The day will consist of panel presentations, small group discussion and reporting, and open discussion between panelists and the audience.

What is “open science/open digital scholarship?” “Open” — whether narrowly understood as access or more broadly understood as transparency — has increased journal readership, citations, alternative metrics, and online attention, but it goes beyond getting more eyeballs on research. It’s also about social justice and giving tax payers — patients, family members, concerned citizens — access to the research they fund while increasing public literacy.

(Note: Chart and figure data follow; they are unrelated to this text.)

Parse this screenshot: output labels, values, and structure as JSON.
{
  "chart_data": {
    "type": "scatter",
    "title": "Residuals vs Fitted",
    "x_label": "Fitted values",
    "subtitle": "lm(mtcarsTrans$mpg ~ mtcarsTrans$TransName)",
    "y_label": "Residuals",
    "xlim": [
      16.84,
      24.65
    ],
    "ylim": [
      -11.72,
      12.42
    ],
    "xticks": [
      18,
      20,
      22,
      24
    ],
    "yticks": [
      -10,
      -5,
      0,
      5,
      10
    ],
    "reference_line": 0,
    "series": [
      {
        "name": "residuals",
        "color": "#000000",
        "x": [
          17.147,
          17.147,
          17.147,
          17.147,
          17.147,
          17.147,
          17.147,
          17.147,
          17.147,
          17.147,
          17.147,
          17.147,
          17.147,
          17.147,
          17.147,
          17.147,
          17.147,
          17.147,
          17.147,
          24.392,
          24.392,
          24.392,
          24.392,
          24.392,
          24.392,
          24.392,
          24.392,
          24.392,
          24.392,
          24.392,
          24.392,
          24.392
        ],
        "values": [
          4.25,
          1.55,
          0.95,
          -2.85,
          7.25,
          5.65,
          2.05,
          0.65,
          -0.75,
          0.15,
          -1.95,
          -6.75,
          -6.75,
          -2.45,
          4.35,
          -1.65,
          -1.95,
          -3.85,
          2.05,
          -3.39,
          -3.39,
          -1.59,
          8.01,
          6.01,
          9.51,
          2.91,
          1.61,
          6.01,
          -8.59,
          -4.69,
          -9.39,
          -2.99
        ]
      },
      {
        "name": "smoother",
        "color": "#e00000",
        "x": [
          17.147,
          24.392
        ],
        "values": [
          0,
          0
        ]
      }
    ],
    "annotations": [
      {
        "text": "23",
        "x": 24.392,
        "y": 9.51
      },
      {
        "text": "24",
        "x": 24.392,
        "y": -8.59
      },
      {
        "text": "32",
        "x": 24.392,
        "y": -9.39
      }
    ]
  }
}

The evolution of “open” in all things scholarly publishing (from datasets to digitally native research outputs) has forced all stakeholders in the research life cycle to rethink how they disseminate and consume scholarly information. “Open” broadly speaking refers to accessibility, methodology, metrics and evaluation. Does this mean making peer review “open?” Lab notebooks and curricula “open?” Tenure/promotion evaluations “open? How does the move to “open science/data and open digital scholarship” force publishers to rethink how they augment and enhance the content they disseminate? Where are the opportunities for publishers to broaden their services and support for researchers committed to this kind of information access? What are the unintended consequences of moving into a more “open” ecosystem? What will be the role of government and public/private funders?

Moderator:
Sara Rouhi, Director of Business Development, Altmetric

Panelists:
Kristen Ratan, Co-Founder, Collaborative Knowledge Foundation
Philip Bourne, Associate Director for Data Science, NIH
Meghan Byrne, Senior Editor, Public Library of Science
Dot Porter, Curator of Digital Research Services in the Schoenberg Institute for Manuscript Studies, University of Pennsylvania
Jean Bauer, Associate Director, Center for Digital Humanities, Princeton University

Includes networking lunch 12-1pm

Tentative Agenda:
10-10:15am: Introductions/Overview for the day
10-10:40am: Intro to “Open” Where did we come from and where might we go?
10:40-11am: “What are your organizations doing to go ‘Open’?”
11-11:30am:Trials and tribulations of “Open” across the disciplines
11:30-11:50am: Open discussion with panelists and audience
12:00-1:00 Networking Lunch
1-1:15pm: Overview for the afternoon
1:15-2pm: Small group break out discussions with panelists

Moderated roundtable discussions on:
1. Funders as a lever for preprints, embargoes, data management plans, and more – Phil Bourne
2. Open access/open source – Kristen Ratan
3. Library as an Open Publisher – Dot Porter
4. Reuse of open data, including meta-analysis and data mining – Jean Bauer
5. Open data across disciplines – Meg Byrne

2-2:30pm: Small group reporting
2:30-3pm: Open discussion
3-3:15pm: BREAK
3:15-3:40pm: Panel discussion: Where is “Open” heading next?